These changes will reduce review thresholds for environmental impact statements for projects such as single-family and multifamily residential developments, offices, schools, barns and other minor buildings or construction sites.

The county’s State Environmental Protection Act guidelines were first adopted in the early 1980s. The changes are intended to bring the county into alignment with state law, which was changed in 2012, said Greta Holmstrom, a senior long-range Cowlitz County planner. The county’s proposed changes have been in the works since 2016, she said.

During Tuesday morning’s public hearing, Longview resident Chris Turner spoke multiple times outlining her complaints with the idea of minimizing regulations, including that the original notice in the paper did not correctly outline which section of the Cowlitz County Code would be changed.

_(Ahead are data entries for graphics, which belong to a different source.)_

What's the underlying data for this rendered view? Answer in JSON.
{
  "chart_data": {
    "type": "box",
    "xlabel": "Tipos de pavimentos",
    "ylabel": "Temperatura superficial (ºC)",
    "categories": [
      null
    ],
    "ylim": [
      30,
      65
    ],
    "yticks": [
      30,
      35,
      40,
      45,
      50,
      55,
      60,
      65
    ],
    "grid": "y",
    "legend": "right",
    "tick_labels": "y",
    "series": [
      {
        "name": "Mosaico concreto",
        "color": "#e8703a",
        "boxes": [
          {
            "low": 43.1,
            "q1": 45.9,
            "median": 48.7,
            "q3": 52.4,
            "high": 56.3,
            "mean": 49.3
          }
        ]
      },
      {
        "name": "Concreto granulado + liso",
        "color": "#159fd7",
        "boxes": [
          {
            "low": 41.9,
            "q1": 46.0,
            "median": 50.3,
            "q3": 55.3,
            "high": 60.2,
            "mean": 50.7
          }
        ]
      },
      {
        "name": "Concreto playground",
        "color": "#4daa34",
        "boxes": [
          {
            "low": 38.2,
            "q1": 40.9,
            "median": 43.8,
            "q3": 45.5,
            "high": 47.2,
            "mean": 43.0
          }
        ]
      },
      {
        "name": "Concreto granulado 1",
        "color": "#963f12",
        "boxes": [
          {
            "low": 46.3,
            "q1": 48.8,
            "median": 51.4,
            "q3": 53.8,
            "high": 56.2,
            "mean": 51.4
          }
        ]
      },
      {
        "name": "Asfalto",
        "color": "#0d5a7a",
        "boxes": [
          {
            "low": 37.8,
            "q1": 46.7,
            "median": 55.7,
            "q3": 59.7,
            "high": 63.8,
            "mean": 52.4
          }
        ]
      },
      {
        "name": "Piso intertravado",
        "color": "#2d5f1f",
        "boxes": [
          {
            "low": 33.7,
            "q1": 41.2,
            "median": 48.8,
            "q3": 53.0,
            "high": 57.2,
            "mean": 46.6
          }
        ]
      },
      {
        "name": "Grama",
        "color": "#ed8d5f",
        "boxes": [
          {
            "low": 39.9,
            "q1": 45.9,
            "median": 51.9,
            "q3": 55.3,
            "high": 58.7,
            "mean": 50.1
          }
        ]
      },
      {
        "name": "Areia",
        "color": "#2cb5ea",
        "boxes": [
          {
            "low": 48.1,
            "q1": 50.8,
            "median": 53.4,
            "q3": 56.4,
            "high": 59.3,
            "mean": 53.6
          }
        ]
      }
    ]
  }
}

Building and Planning Director Elaine Placido rebutted this claim, saying that according to state law, an “inadvertent mistake or omission” doesn’t invalidate the notice.

Local environmental activist Diane Dick said Tuesday’s public hearing should have been postponed to give more people a chance to voice their opinions.

However, other public speakers, including former Building and Planning employee Nick Little, said it wouldn’t be smart to postpone a decision.

“As a week, two weeks, three weeks go on, there are a number of projects — both for a company I work for and for others out there — that would benefit from this (change),” Little said.

At the meeting’s end, commissioners Arne Mortensen and Dennis Weber both approved of the Cowlitz County Code updates. Commissioner Joe Gardner was not present.